Most emissions from homes are from the fossil fuels burned to generate electricity and heat. By using energy more efficiently at home, you can reduce your emissions and lower your energy bills by more than 30%. In addition, since agriculture is responsible for about a fifth of the world’s greenhouse gas emissions, you can reduce your emissions simply by watching what you eat. Here’s how:

Replace a regular incandescent light bulb with a compact fluorescent light bulb (cfl)
CFLs use 60% less energy than a regular bulb. This simple switch will save about 300 pounds of carbon dioxide a year. If every family in the U.S. made the switch, we’d reduce carbon dioxide by more than 90 billion pounds! You can purchase CFLs online from the Energy Federation.
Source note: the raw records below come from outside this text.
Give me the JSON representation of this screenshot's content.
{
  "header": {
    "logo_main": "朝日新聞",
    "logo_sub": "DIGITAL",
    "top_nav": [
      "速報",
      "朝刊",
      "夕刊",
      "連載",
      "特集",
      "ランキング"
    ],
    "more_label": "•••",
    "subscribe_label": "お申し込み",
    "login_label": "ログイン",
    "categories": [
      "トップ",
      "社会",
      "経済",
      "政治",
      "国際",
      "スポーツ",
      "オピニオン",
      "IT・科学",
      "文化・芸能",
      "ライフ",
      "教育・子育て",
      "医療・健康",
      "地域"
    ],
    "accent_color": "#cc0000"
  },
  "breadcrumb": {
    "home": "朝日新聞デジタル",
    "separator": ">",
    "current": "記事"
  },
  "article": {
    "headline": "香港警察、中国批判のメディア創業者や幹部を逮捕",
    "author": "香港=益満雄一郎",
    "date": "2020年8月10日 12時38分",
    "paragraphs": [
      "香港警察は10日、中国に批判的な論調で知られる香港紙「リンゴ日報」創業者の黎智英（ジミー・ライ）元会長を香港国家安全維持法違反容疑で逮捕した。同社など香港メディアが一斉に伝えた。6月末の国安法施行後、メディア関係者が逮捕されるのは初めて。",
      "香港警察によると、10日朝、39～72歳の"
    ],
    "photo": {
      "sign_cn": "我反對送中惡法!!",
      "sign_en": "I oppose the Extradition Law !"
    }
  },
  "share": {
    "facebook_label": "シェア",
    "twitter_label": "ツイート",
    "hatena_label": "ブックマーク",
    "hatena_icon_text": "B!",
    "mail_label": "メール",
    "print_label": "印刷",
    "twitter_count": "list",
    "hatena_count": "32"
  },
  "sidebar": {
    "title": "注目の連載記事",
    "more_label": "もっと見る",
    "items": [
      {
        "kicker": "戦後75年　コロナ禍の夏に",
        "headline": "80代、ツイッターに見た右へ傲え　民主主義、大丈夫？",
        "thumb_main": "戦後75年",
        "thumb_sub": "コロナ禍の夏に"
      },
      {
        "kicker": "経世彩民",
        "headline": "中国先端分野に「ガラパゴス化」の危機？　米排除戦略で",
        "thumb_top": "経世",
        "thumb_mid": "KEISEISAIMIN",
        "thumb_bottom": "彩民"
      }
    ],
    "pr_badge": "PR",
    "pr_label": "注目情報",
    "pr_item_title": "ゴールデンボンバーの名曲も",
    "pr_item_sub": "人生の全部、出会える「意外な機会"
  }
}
Move your thermostat down 2° in winter and up 2° in summer
Almost half of the energy we use in our homes goes to heating and cooling. You could save about 2,000 pounds of carbon dioxide a year with this simple adjustment. The American Council for an Energy Efficient Economy has more tips for saving energy on heating and cooling.
Clean or replace filters on your furnace and air conditioner
Cleaning a dirty air filter can save 350 pounds of carbon dioxide a year.
Install a programmable thermostat
Programmable thermostats will automatically lower the heat or air conditioning at night and raise them again in the morning. They can save you $100 a year on your energy bill.
Choose energy efficient appliances when making new purchases
Look for the Energy Star label on new appliances to choose the most efficient models. If each household in the U.S. replaced its existing appliances with the most efficient models available, we’d eliminate 175 million tons of carbon dioxide emissions every year!
Use less hot water
It takes a lot of energy to heat water. You can use less hot water by installing a low flow showerhead (350 pounds of carbon dioxide saved per year) and washing your clothes in cold or warm water (500 pounds saved per year) instead of hot.
Switch to green power
In many areas, you can switch to energy generated by clean, renewable sources such as wind and solar. The Green Power Network is a good place to start to figure out what’s available in your area
Plant a tree
A single tree will absorb one ton of carbon dioxide over its lifetime. Shade provided by trees can also reduce your air conditioning bill by 10 to 15%. The Arbor Day Foundation has information on planting and provides trees you can plant with membership.
Turn off electronic devices you’re not using
Simply turning off your television, DVD player, stereo, and computer when you’re not using them will save you thousands of pounds of carbon dioxide a year.
Unplug electronics from the wall when you’re not using them
Even when turned off, things like hairdryers, cell phone chargers and televisions use energy. In fact, the energy used to keep display clocks lit and memory chips working accounts for 5 percent of total domestic energy consumption and spews 18 million tons of carbon into the atmosphere every year!